Q: Why did you become a filmmaker? JT: Movies have always been my passion for as long as I can remember. I’ve always wanted to be a filmmaker ever since I was a little kid and it’s an aspiration that’s stuck with me to this day. I make films because I enjoy making them. You could say to my face that I make the worst movies ever made and it wouldn’t discourage me.
Q: What are we going to see at the EFP? Has it screened elsewhere and what are your plans for it? JT: You’re going to be seeing Not for Me, an experimental project that my good friend, Christian Hutchins, and I worked on for six months back in 2017. You can currently view it on Youtube, Vimeo, and my personal website.
Q: What else are you working on? JT: I have a script written for an untitled horror/comedy short film. When or if it’ll ever get off the ground remains to be certain. Aside from that, I have plenty of ideas for other films, but nothing concrete. I work part-time and go to community college and don’t have as much downtime as I used to so that makes potential projects rather difficult. I edit a lot in my spare time, but it’s mostly video game fan trailers or really crappy memes that make my inner child snicker. Those are always fun though and a really great way to refine your editing skills.
Q: Tell us one weird thing about you and/or your movies?
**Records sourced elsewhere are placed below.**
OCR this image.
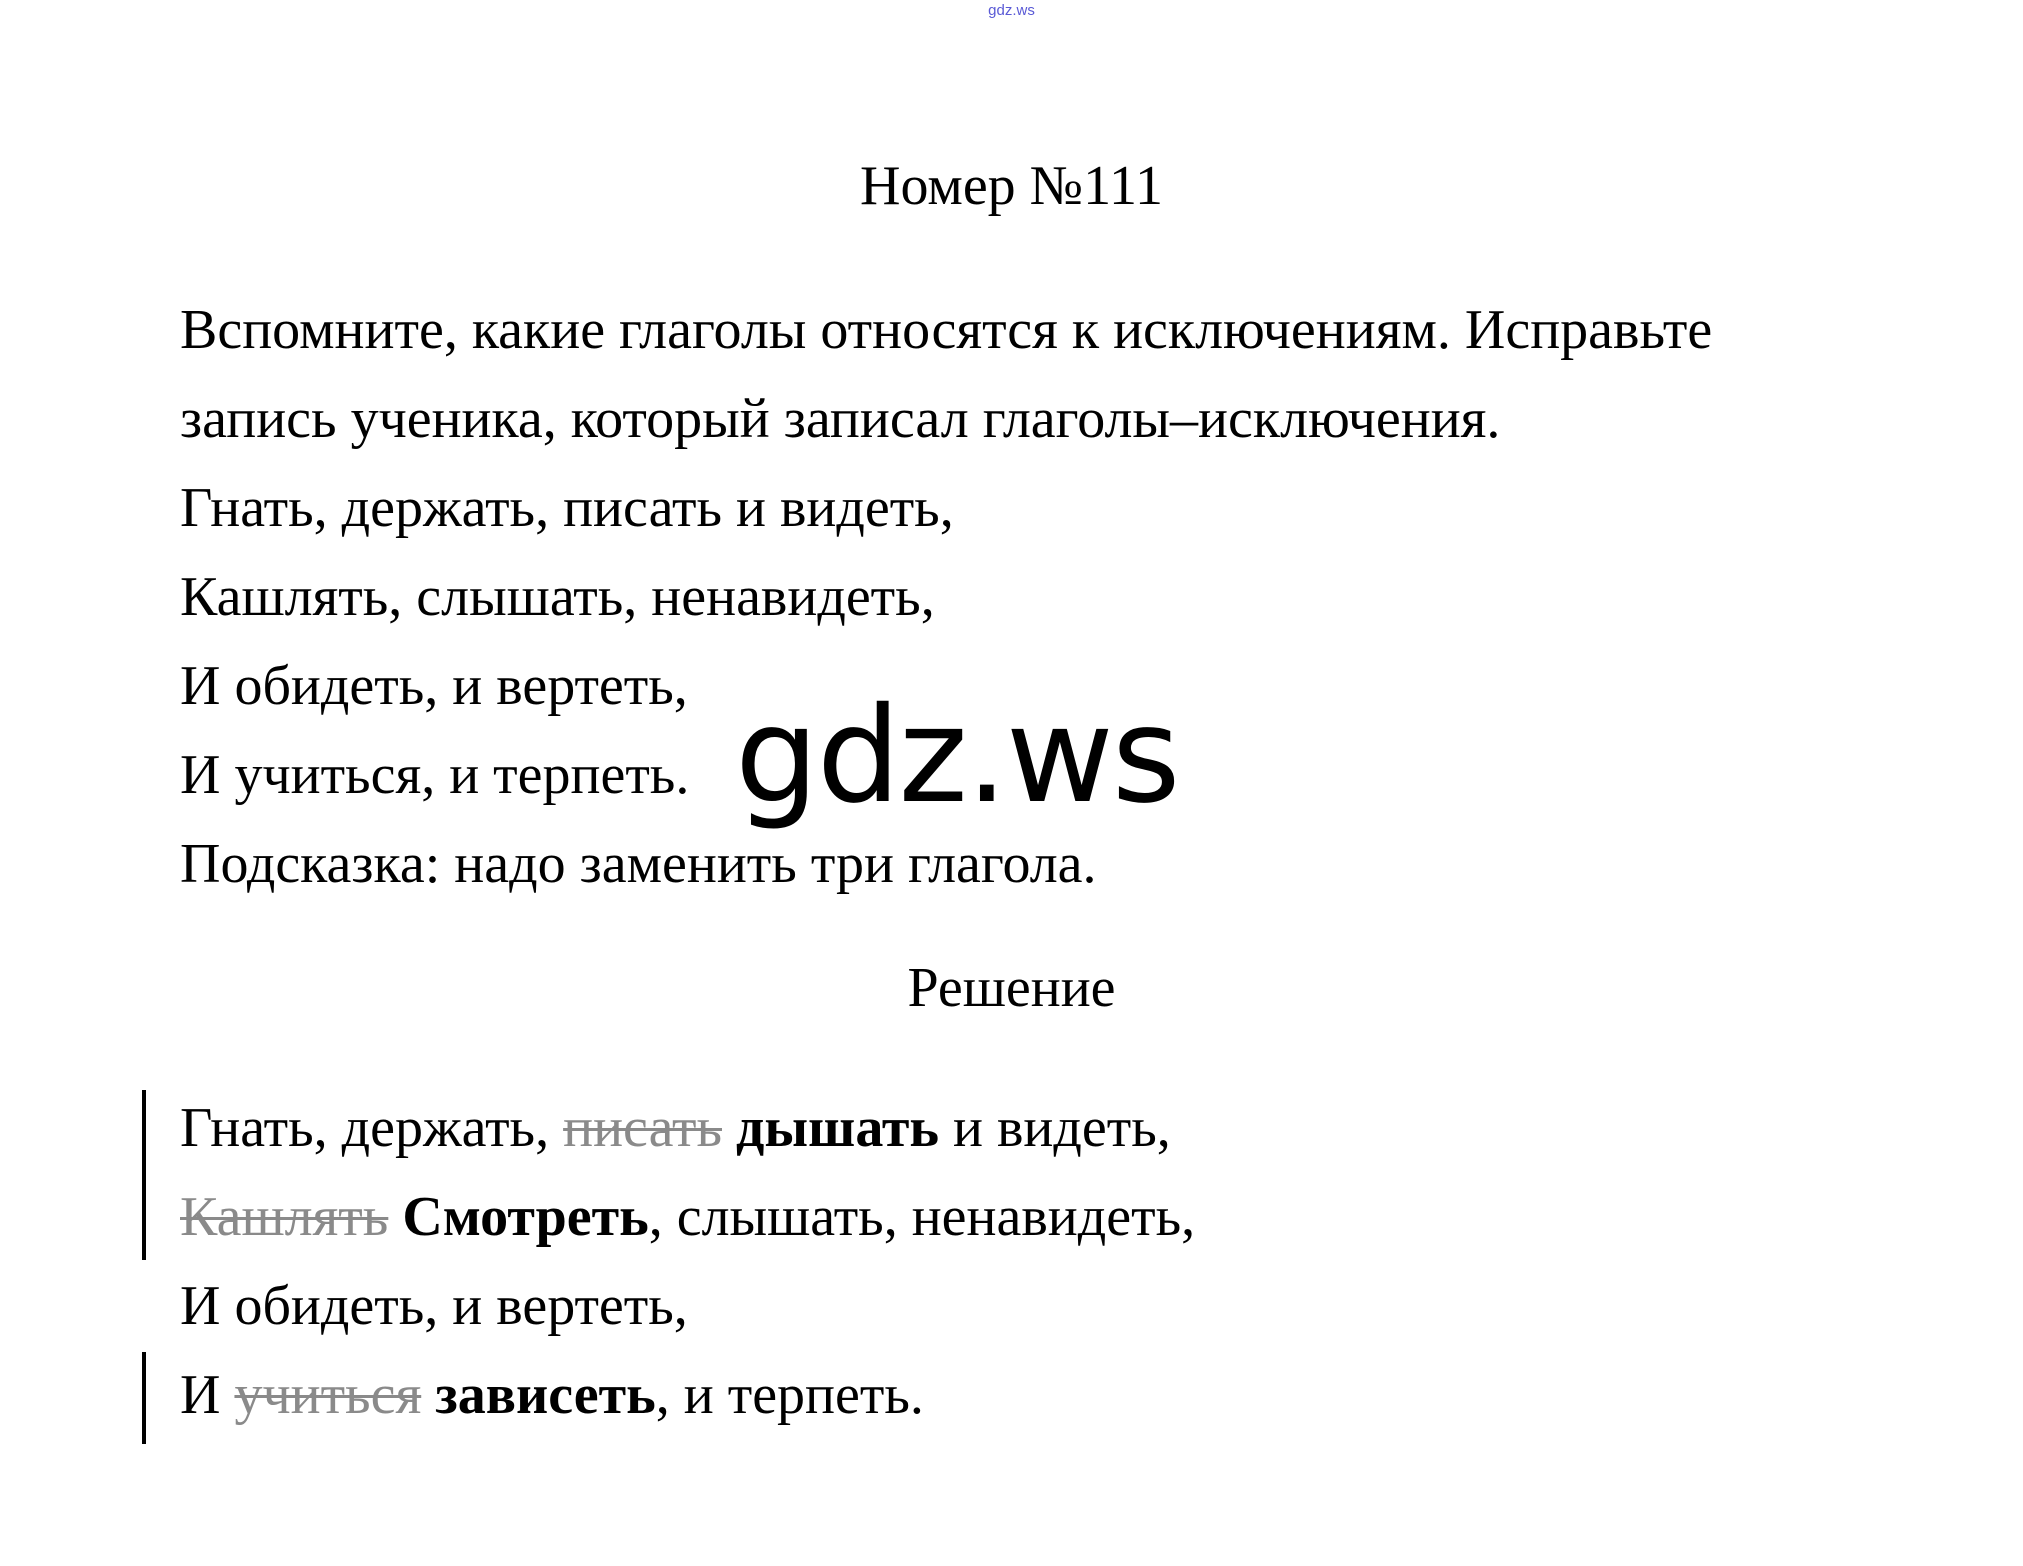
gdz.ws
Номер №111
Вспомните, какие глаголы относятся к исключениям. Исправьте
запись ученика, который записал глаголы–исключения.
Гнать, держать, писать и видеть,
Кашлять, слышать, ненавидеть,
И обидеть, и вертеть,
И учиться, и терпеть.
Подсказка: надо заменить три глагола.
Решение
Гнать, держать, писать дышать и видеть,
Кашлять Смотреть, слышать, ненавидеть,
И обидеть, и вертеть,
И учиться зависеть, и терпеть.
gdz.ws
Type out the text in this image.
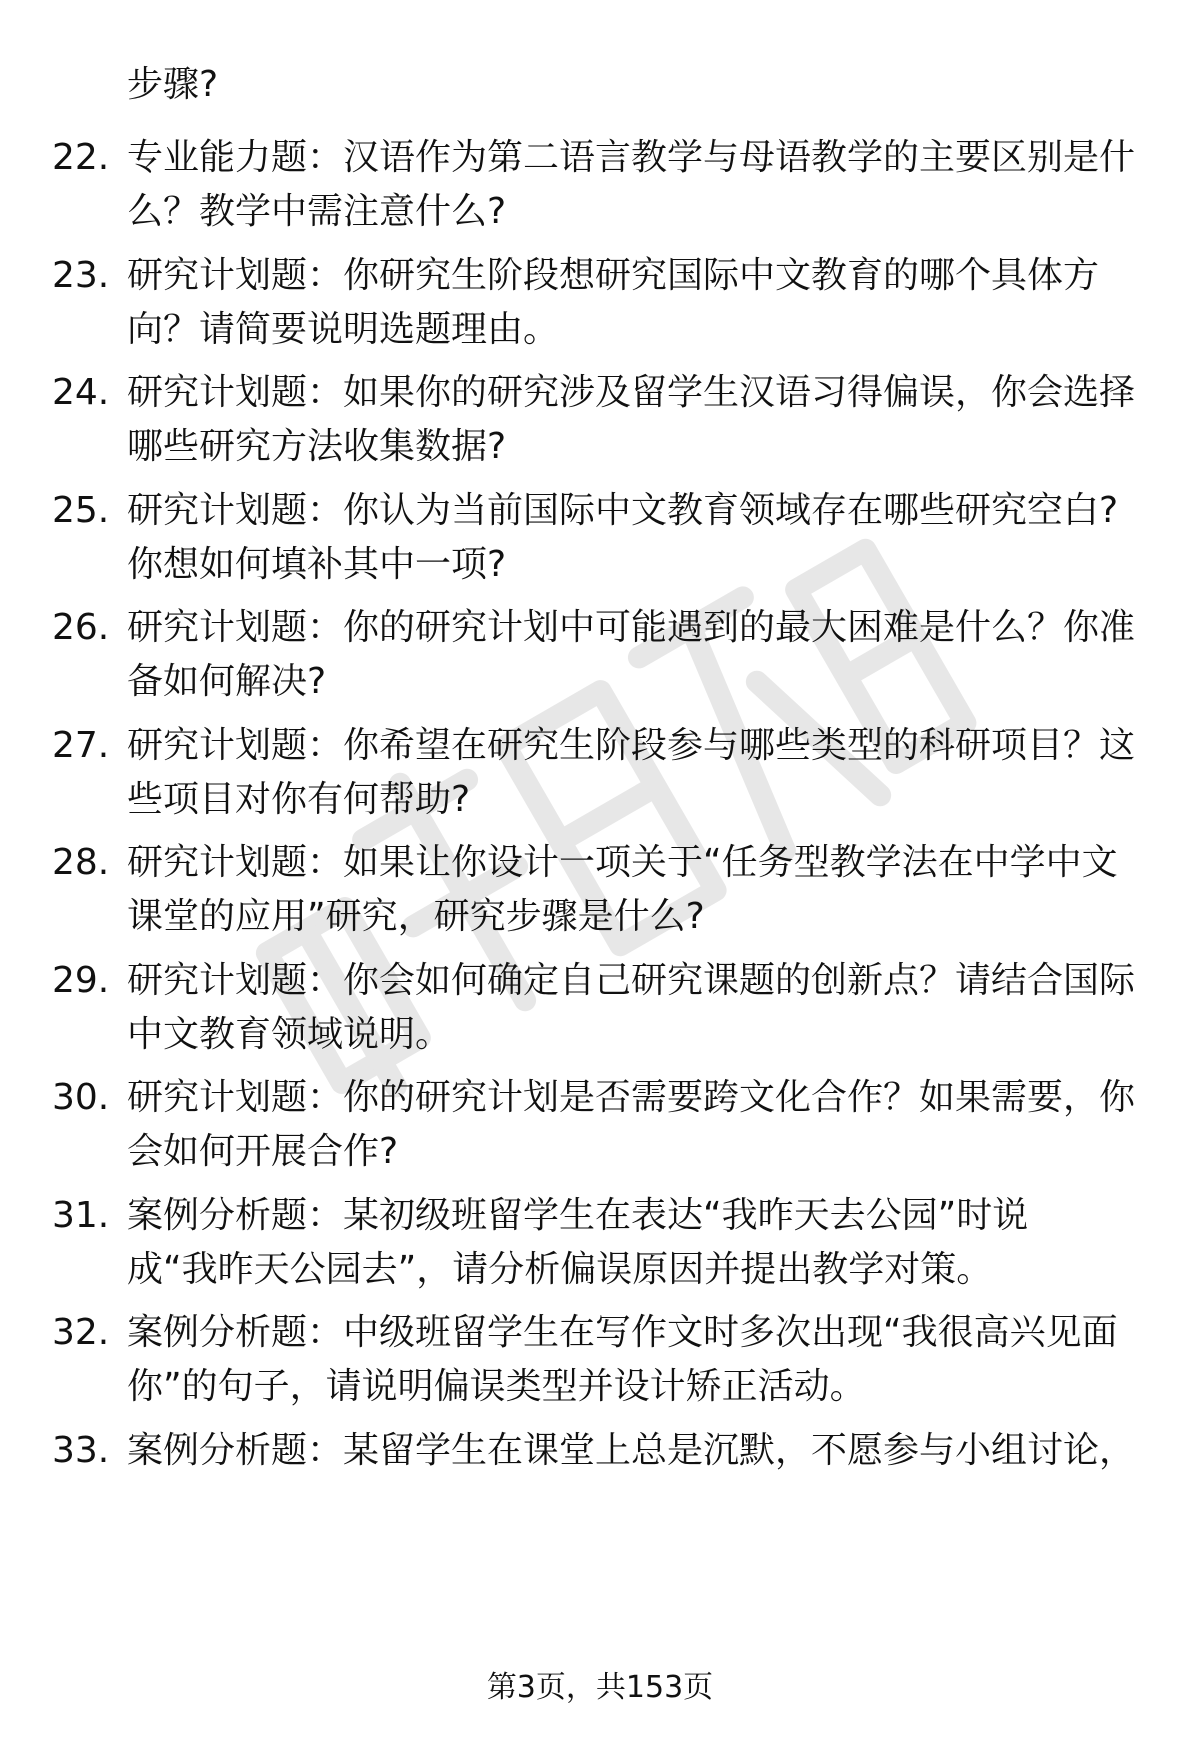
步骤?
22. 专业能力题：汉语作为第二语言教学与母语教学的主要区别是什
么？教学中需注意什么?
23. 研究计划题：你研究生阶段想研究国际中文教育的哪个具体方
向？请简要说明选题理由。
24. 研究计划题：如果你的研究涉及留学生汉语习得偏误，你会选择
哪些研究方法收集数据?
25. 研究计划题：你认为当前国际中文教育领域存在哪些研究空白?
你想如何填补其中一项?
26. 研究计划题：你的研究计划中可能遇到的最大困难是什么？你准
备如何解决?
27. 研究计划题：你希望在研究生阶段参与哪些类型的科研项目？这
些项目对你有何帮助?
28. 研究计划题：如果让你设计一项关于“任务型教学法在中学中文
课堂的应用”研究，研究步骤是什么?
29. 研究计划题：你会如何确定自己研究课题的创新点？请结合国际
中文教育领域说明。
30. 研究计划题：你的研究计划是否需要跨文化合作？如果需要，你
会如何开展合作?
31. 案例分析题：某初级班留学生在表达“我昨天去公园”时说
成“我昨天公园去”，请分析偏误原因并提出教学对策。
32. 案例分析题：中级班留学生在写作文时多次出现“我很高兴见面
你”的句子，请说明偏误类型并设计矫正活动。
33. 案例分析题：某留学生在课堂上总是沉默，不愿参与小组讨论，
第3页，共153页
JT: Honestly when it comes to storytelling in my films, I just kinda do whatever the hell I feel like doing. I’m a pretty weird person so naturally my films typically have a weird idiosyncratic sort of style to them. I feel it helps them stand out a bit more. My previous films were primarily comedies or quirky dramas and Not for Me is the first dead serious film I’ve done in this style. It was an interesting process to say the least.
Q: Is there anything you’d like to say about The Emerging Filmmakers Project? JT: I’m super ecstatic that you’ve chosen my film in your lineup. I think what you’re doing is a great way to get your work out there and connect with other members of the Colorado filmmaking community.